A force qu’on me rebatte les oreilles avec une république que l’on tend à nous faire passer pour le seul régime souhaitable voire possible. A force de voir que l’on glorifie l’épisode le plus tyrannique de notre histoire. A force d’entendre des imbéciles déclarer sans rire que pour eux l’histoire de France commence en 1789. A force de voir des présidents de plus en plus impopulaires se faire élire par défaut, suite à des promesses de changements qu’ils s’empressent de ne pas tenir ou sur des malentendus. Je suis arrivé à la conclusion que, si nous étions autre chose qu’un ramassis de grands va-de-la gueule rêvant de révolutions qui ne sauraient mener à rien de bon puisque fatalement le fait de racailles menées par de dangereux illuminés, nous gagnerions, comme bien d’autres pays Européens à vivre sous un régime de monarchie parlementaire. 

Un des grand avantages serait de nous faire faire l’économie d’élections présidentielles qui ne présentent que peu d’intérêt vu qu’elles sont de plus en plus gagnées par des menteurs, des incompétents ou des insignifiants (quand ils ne sont pas les trois) et qu’ils ne sauraient avoir de pouvoir que si, dans la foulée, est élu un parlement à leur botte.

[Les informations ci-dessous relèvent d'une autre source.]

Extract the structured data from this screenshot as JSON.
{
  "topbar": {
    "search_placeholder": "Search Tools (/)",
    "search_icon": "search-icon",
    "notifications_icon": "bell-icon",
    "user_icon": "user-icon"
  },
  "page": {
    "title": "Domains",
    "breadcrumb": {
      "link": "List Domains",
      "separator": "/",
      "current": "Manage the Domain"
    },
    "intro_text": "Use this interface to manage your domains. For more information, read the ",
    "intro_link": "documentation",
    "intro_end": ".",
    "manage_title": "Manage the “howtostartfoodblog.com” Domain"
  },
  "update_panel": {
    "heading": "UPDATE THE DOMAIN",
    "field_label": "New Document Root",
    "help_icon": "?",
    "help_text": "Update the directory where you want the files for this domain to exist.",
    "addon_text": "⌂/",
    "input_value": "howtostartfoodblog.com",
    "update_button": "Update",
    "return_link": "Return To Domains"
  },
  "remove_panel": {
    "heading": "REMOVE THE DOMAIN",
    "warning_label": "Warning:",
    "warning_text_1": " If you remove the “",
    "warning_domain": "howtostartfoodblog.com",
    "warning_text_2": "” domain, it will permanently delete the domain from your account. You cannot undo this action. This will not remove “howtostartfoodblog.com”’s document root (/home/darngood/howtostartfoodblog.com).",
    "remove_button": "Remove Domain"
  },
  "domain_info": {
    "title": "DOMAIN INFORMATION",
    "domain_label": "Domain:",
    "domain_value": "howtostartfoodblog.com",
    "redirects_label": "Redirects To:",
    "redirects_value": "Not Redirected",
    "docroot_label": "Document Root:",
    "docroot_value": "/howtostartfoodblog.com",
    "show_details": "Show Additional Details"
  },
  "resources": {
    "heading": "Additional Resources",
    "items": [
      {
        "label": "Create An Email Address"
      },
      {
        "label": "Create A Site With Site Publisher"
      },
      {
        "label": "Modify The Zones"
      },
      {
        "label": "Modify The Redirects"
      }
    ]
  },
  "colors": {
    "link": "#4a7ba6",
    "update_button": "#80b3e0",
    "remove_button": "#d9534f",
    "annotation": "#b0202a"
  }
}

Pourquoi n’élirait-on pas directement ce parlement et ne laisserait-on pas à un souverain le rôle de chef d’État qui, en plus d’inaugurer les chrysanthèmes symboliserait la stabilité comme l’unité nationales ? Elizabeth II du fait de la longueur de son règne a vu défiler DIX chefs d’États français et TROIS républiques et un État Français depuis sa naissance tandis que son pays évoluait, certes, mais dans une enviable continuité !

De plus, quand la monarchie s’entoure, comme c’est le cas au Royaume-Uni, d’un certain décorum, elle satisfait le vif goût du peuple pour le faste. 

La résilience

Aux niveaux individuel comme collectif les Britanniques ont fait et, j’espère, continueront de faire preuve d’une résilience remarquable. En 1940, plutôt que de baisser les bras suite à la totale débâcle survenue en France, ils ont continué à se battre, seuls sur le front Ouest pendant un an et demi. Que serai-il advenu du conflit Européen sans leur farouche résistance ?

Dans les années soixante-dix, grâce aux syndicats et au Labour Party, le pays connut des périodes de grèves intenses. Electricité, transports, postes, se relayaient pour paralyser le pays tandis que des défenseurs des droits syndicaux acquis rendaient initiatives et progrès malaisés. Puis est arrivée la Dame de Fer. Certes une Dame de Fer est toujours préférable à un guignol en guimauve. Mais, seule, sans appui populaire qu’aurait-elle pu faire ? Si, conscient de la nécessité d’un redressement, les Britanniques ne lui avaient accordé puis renouvelé leur confiance, elle n’aurait pas mené à bien, dix ans durant, une politique de réformes qui par-delà la fin de son mandat (elle fut trahie par son propre camp suite à sa malheureuse idée de Pole Tax) dissuada ses successeurs d’oser renouveler les errances passées.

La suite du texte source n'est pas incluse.